I bought many boxes of Quaker Oats and experimented for days as the house smelled of wonderful cinnamon!  One morning I finally decided this was it.  When we opened the Morning Star Inn in October 1994, this was the first dish I served.  We started every morning with a small bowl of Morning Star Granola topped with yogurt and diced Granny Smith apples.

Three years later the Professional Innkeepers Association had a conference and sponsored a contest for the best granola in the country, being judged by the National Baking Association.  I was excited to enter but when we got on the plane I realized I forgot to take it!

I went to the grocery store in Baltimore, bought the ingredients, and baked it in a toaster oven at the hotel.  When my name was called as the winner, you can imagine my surprise!  The recipe was used by Walnut Acre Farms in their catalog and I received many notes from happy granola connoisseurs.

The other Pat used to get up early and make this recipe for guests, and since his sudden passing in May, every time I smell cinnamon I have warm thoughts of him and our happy guests at the inn.

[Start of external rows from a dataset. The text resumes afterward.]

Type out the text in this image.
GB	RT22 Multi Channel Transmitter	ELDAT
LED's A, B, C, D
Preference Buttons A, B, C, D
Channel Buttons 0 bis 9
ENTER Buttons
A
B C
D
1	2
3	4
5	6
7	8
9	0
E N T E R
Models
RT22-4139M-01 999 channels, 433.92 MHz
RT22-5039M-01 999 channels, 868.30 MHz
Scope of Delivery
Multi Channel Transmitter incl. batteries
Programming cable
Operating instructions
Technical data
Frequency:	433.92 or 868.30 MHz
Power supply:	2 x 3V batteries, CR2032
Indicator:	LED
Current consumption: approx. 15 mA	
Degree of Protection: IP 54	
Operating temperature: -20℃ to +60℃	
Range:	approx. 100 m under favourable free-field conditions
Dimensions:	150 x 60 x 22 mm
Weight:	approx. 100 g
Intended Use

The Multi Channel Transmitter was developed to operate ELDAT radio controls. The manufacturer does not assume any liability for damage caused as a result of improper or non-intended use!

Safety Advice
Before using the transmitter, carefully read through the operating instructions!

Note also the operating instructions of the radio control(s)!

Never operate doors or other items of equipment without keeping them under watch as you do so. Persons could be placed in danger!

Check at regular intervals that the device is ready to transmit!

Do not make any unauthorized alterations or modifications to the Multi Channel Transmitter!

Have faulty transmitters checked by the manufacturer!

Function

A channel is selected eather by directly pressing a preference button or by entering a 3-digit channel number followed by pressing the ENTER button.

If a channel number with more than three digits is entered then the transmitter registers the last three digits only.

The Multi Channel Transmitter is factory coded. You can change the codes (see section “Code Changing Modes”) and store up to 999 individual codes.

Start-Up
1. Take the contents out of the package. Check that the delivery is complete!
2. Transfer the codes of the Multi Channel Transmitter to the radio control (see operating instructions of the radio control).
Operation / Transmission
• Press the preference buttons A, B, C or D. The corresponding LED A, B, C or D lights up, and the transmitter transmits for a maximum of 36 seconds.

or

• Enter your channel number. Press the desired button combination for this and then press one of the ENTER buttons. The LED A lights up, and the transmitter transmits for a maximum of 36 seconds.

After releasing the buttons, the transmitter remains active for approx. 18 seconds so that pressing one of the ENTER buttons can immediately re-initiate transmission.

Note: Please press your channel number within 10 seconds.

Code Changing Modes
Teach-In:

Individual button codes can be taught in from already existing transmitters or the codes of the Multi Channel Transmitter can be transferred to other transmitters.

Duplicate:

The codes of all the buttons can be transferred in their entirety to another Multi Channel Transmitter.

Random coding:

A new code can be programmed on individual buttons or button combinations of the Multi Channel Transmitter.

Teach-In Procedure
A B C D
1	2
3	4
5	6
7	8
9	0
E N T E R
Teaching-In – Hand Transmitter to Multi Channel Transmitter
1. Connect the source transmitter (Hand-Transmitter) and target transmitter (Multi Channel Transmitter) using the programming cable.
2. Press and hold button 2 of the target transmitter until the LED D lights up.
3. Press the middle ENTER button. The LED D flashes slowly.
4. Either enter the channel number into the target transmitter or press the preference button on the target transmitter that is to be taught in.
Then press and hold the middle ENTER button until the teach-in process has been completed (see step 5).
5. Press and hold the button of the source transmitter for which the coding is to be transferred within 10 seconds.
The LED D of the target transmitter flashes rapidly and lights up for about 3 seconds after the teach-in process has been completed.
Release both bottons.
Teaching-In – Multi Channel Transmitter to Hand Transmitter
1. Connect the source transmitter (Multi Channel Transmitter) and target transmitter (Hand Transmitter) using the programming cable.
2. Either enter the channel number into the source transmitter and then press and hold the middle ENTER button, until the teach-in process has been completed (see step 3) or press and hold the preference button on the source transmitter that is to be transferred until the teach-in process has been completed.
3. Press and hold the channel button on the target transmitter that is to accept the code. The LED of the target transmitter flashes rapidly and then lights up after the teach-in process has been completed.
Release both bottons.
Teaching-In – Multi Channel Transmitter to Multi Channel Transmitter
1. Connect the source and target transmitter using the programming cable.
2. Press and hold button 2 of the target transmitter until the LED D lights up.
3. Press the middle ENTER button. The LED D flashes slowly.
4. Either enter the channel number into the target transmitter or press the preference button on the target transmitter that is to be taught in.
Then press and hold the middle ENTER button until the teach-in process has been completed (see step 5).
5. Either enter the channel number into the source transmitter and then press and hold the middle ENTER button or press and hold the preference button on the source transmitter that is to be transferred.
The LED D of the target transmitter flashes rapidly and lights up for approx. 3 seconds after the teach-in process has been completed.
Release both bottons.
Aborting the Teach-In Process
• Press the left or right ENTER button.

The recipe is included in my cookbook, “Mouth of the South.”

Morning Star Granola


1 1/2  cups Old Fashioned Oats

1/2 cup Shredded Coconut

1/2 tsp. Cinnamon

2 tbsp. Butter, melted

1/2 tsp. Vanilla

1/8 cup Honey

1/2 cup Chopped Nuts

1/2 cup Raisins or Dried Fruit


Mix oats, coconut, and cinnamon in an ungreased baking dish or sheet pan.  Combine butter, vanilla, honey, and nuts.  Pour over dry ingredients and mix.  Bake at 350 degrees for 15-20 minutes, stirring every 5-10 minutes.  Remove when brown and add raisins or dried fruit.  May be doubled.  Serve with diced apples and yogurt.